Brookings Institution economist Diane Whitmore Schanzenbach argued restricting SNAP purchases would be difficult to implement and “inefficiently targeted” in testimony before Congress in 2017. She said that proposed bans on items like junk or luxury foods would require classifying countless food products and would “entail substantial administrative costs.”
Proponents of restricting junk food eligibility have said that the policy is necessary to protect recipients’ health and avoid later healthcare costs to taxpayers. “If you want to buy a sugary soda — the U.S. taxpayer should not pay for it,” US HHS Secretary Robert F Kennedy previously stated, per DX. “The U.S. taxpayer should not be paying to feed kids foods, the poorest kids in the country, that will give them diabetes.”

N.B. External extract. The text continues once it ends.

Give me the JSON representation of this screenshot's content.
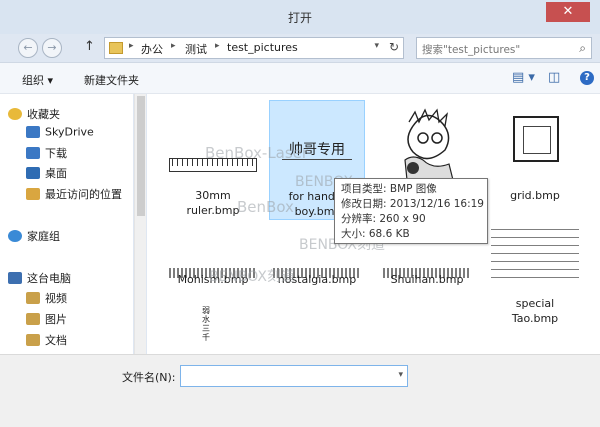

While the debate over what SNAP recipients should be allowed to buy continues, data suggest that recipients often struggle to make benefits last. A recent analysis by Numerator found that SNAP households spend an average of $832 per month on groceries, about 20% more than non-SNAP households, but exhaust their benefits before the end of the month in 86% of cases.
Not every Texan receiving SNAP may be out of their taxpayer support on November 1. Texas Health and Human Services notes that unused SNAP benefits roll over for up to nine months, after which they are removed from a recipient’s account.
“Benefits you don’t use stay in your account for nine months from the date they are put into your account,” the agency website states.
The Lone Star State also allows recipients to purchase groceries online through services such as AmazonFresh, where the DX review found sample luxury products labeled as “SNAP eligible.”